A temporada precisa ser uma resposta clara, rápida e sólida
2026 é ano de decisão contratual
O contrato de Pecco Bagnaia termina ao final de 2026, justamente quando a MotoGP dará início à nova era de motores 850cc. Ninguém sabe que fabricante dominará essa revolução.
E é por isso que o ano se torna ainda mais decisivo: ele está em jogo não apenas esportivamente, mas também em termos de mercado.
Nos bastidores, vários cenários já são comentados. Caso a Ducati decida virar a página e buscar um novo líder para os 850cc, três nomes aparecem como favoritos:
• Fermín Aldeguer, apontado por Gigi Dall’Igna como o futuro da marca.
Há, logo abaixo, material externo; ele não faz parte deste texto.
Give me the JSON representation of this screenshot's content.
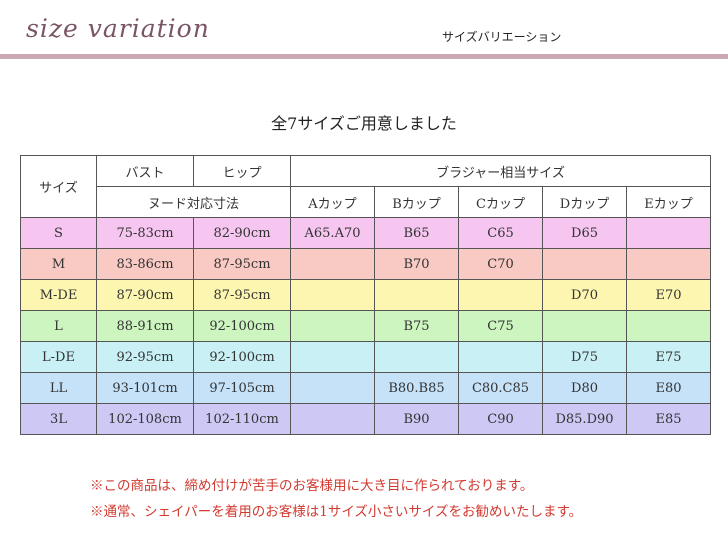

• Fabio Quartararo, que pode abandonar a Yamaha caso o projeto do V4 não funcione.
• Alex Márquez, em evolução constante e já alinhado ao estilo Ducati.
Já dentro da própria Aprilia, alguns membros da equipe teriam descrito a fase de Bagnaia em 2025 como “triste”, revelando que o italiano parecia completamente perdido com a GP25
Yamaha sonha alto para 2027

Em Iwata, a ideia de ter Bagnaia ao lado de Toprak Razgatlioglu em 2027 não é descartada, pelo contrário, é citada como um sonho estratégico:
“Bagnaia e Toprak juntos, com a nova M1 e pneus Pirelli, formariam a dupla perfeita para dominar testes e quebrar recordes.”
Se surgir qualquer sinal de abertura, a Yamaha estaria pronta para abrir o cofre.